The smell of cookies baking connects us to those days gone by in a fundamental, sensual way, maybe the deepest way.
Christmas cookies, the sweet, munchable pleasure best enjoyed with milk--or for the resolutely adult among us, coffee--are not the same if you buy them at the grocery store, pre-baked and packaged. They have no smell.
For those of us whose hands are no longer up to the sifting, mixing and rolling any more, there is an alternative: pre-mixed refrigerator cookie dough. All that is required is slicing, baking and, for the sugar cookies, canned icing. "Not a creature is stirring . . .," I say. And you still get that great smell wafting all through the house.
Throughout the summer I collect cookie tins at yard sales, usually about 25 cents apiece. The tins are square, oval, small and large, and brightly colored. I'm preferring smaller boxes for many of the family since we are retired folks at the diabetic stage of life, and I can only in good conscience entice them into just so much sin.
Did you see the cute sugar cookies on the cover of Martha Stewart Living? You can download the patterns of coy snowmen, snow-roofed houses, windswept gingerbread men. I enjoy Living as much as I enjoy flipping through the travel mags--both have about equal probability of being realized in my waking life. My daughter Rebekah, awash in that earlier stage of adult life, asked me not to renew her gift subscription. With two little boys under five, she is discouraged by the elegant ideas she doesn't have time to realize. The point for me at my stage of life is to enjoy floating in the fantasy.

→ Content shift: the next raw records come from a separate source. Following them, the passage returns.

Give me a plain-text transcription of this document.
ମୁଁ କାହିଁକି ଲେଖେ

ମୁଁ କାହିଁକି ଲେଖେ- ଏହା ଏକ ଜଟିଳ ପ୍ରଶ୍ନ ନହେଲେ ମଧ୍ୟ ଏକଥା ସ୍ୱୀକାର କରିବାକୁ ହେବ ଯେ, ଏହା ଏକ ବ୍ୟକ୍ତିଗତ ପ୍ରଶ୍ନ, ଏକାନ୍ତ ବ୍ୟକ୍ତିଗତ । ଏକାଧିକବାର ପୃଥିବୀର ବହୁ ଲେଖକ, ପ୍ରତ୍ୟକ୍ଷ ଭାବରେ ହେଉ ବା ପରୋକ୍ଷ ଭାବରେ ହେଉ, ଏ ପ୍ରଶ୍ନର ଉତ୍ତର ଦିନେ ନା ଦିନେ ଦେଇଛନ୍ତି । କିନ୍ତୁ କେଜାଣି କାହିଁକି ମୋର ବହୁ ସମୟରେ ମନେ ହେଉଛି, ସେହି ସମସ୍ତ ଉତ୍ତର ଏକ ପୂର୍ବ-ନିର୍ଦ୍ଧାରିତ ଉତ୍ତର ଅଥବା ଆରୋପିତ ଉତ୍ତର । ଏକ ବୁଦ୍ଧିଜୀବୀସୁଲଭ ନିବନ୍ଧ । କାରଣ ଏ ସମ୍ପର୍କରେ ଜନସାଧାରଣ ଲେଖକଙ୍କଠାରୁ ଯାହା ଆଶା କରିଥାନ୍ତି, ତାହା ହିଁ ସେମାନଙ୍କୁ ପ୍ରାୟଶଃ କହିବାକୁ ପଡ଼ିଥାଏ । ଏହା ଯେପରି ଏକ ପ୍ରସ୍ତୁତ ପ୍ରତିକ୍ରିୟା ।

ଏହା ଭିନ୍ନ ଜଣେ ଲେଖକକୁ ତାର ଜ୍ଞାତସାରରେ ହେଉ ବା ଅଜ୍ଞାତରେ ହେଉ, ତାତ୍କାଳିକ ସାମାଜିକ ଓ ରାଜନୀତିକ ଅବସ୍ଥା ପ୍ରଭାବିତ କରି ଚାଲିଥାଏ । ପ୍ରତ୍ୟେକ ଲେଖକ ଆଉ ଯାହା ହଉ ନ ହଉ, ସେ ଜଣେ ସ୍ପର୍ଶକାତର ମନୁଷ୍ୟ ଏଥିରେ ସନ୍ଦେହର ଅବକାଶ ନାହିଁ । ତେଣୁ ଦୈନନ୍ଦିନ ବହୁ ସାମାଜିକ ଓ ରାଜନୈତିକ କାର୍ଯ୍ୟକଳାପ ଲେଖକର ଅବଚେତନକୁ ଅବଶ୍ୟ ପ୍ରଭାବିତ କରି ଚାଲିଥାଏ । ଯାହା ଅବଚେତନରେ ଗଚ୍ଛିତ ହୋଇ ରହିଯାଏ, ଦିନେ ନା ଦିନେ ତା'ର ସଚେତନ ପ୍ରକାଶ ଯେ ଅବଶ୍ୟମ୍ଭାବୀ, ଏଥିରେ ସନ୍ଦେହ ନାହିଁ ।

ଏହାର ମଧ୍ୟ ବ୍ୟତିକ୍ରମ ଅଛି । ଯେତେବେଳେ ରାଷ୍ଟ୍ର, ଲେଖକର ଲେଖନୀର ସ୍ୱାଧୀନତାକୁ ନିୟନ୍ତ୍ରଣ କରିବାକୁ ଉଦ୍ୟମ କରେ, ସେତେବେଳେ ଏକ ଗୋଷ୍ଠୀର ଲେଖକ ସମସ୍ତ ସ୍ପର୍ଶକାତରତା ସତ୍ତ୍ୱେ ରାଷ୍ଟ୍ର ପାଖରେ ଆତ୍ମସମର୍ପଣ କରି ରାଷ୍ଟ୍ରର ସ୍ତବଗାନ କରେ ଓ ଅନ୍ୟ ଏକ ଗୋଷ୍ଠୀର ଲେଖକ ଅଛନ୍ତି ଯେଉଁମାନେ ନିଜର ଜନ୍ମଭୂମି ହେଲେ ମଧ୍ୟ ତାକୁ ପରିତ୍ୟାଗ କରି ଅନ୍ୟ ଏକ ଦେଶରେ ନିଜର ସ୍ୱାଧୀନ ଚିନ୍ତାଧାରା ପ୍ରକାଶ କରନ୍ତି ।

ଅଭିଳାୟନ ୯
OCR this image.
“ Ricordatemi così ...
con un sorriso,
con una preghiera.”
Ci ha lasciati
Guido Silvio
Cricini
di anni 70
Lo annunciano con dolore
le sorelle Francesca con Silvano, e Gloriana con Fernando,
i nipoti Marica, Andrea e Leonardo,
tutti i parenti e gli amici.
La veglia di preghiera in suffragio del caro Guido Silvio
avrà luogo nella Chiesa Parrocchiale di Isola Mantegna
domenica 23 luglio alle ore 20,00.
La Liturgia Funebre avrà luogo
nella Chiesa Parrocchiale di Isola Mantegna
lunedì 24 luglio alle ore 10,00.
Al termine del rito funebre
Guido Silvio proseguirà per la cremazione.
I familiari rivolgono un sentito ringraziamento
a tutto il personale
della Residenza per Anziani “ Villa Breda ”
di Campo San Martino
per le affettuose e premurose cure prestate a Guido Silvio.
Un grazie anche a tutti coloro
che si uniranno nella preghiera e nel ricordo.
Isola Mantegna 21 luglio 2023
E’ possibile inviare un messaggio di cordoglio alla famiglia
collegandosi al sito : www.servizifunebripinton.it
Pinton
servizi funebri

So, I plump the boxes with gaily wrapped chocolates and truffles. Last year I tossed in liqueur-filled candies which added interest, but I had so many left-over I am forgoing those this year. Of course I add peppermint canes for color and top with a Christmas card and maybe a bow or an ornament. (Hint: Christmas cookie cutters make great ornaments.)
I especially liked my parents' special Christmas cookies: birds' nest cookies, cream cheese circles and date pinwheels. Mom and Dad loved baking together: cookies for the church bazaar, the PTA, relatives, neighbors, the preacher's family.
For those of you who can still manage to "stir around," here is the recipe for Mom and Dad's Date Pinwheels. You can't buy this in the refrigerator case.
Mom & Dad's Date Pinwheels
Ingredients
1 c Shortening
1 c Brown Sugar
1 c White Sugar
3 Eggs
4 c Flour
1 tsp Baking Soda
1/2 tsp Salt
1 tsp Vanilla
- Cream shortening and sugar, add vanilla, eggs and sifted dry ingredients.
- Take half of dough and roll out 1/2 in thick.
Filling
1 lb. Dates, chopped or cut up
1/2 c Water
1/2 c Sugar
1/2 c Nuts (Pecans or Walnuts, chopped)
- Cook dates, sugar and water until thickened. Add nuts.
- Cool mixture, spread on cookie dough, roll up like jelly roll.
- Let stand overnight in refrigerator before baking.
- Slice thin and bake 12-15 min in 350 degree oven.